When a case involves discovery of electronically stored information, the issues to be addressed during the Rule 26(f) conference depend on the nature and extent of the contemplated discovery and of the parties’ information systems. It may be important for the parties to discuss those systems, and accordingly important for counsel to become familiar with those systems before the conference. With that information, the parties can develop a discovery plan that takes into account the capabilities of their computer systems. In appropriate cases identification of, and early discovery from, individuals with special knowledge of a party’s computer systems may be helpful.

It is easier said than done, but organizations need help with the design and development of a reliable process for understanding where information is stored there are broader organizational benefits to consider.
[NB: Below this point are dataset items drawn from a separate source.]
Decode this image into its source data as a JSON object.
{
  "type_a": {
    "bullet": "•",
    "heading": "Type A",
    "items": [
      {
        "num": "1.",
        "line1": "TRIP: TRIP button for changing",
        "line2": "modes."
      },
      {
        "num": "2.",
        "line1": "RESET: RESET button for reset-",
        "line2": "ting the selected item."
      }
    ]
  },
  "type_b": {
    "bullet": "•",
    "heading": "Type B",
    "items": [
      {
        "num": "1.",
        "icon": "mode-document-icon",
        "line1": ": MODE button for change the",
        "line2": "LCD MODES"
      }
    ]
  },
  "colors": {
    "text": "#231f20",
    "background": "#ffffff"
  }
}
A reliable and defensible datamap could address potential deficiencies in internal technological controls and enable organizations to institute key processes in compliance with a series of evolving requirements under the Public Company Accounting Reform and Investor Protect Act of 2002 (“SOX”) as related to records and information management.  See J. Randel L. Kuhn, Jr., “Electronic Records Management and Sarbanes-Oxley Compliance: A Case Study of the COBIT Approach,” The Icfai Journal of Audit Practice, Vol. 4, No. 4 (Oct. 2007) (“Kuhn Study”).

The management and handling of ESI should be considered an entity level control examined as part of the SOX 404 attestation process. The Kuhn Study focused on utilizing the COBIT (Control Objectives for Information and related Technology) framework to comply with Sections 302 and 404 requirements, specifically as they relate to the retention and availability aspects of electronic document management. Id. The Study examines reported IT material weaknesses in internal controls over financial reporting specific to electronic records management and presents the findings of a case study where a global conglomerate applied the COBIT framework to successfully comply with SOX.

To comply with SOX attestation requirements, “global organizations face a daunting task of defining financial records, identifying and implementing appropriate records management procedures, and coordinating efforts across business units and geographic locations to ensure consistent application of prescribed policies and procedures.” Id. By putting in place a process for identifying the location of unstructured and structured information stored on network systems, organizations will be able to meet these evolving controls requirements under SOX.

When considering all the benefits of being able to find what you need when you need it, don’t loose sight of how a comprehensive datamap will improve internal controls and help satisfy evolving requirements under SOX 404.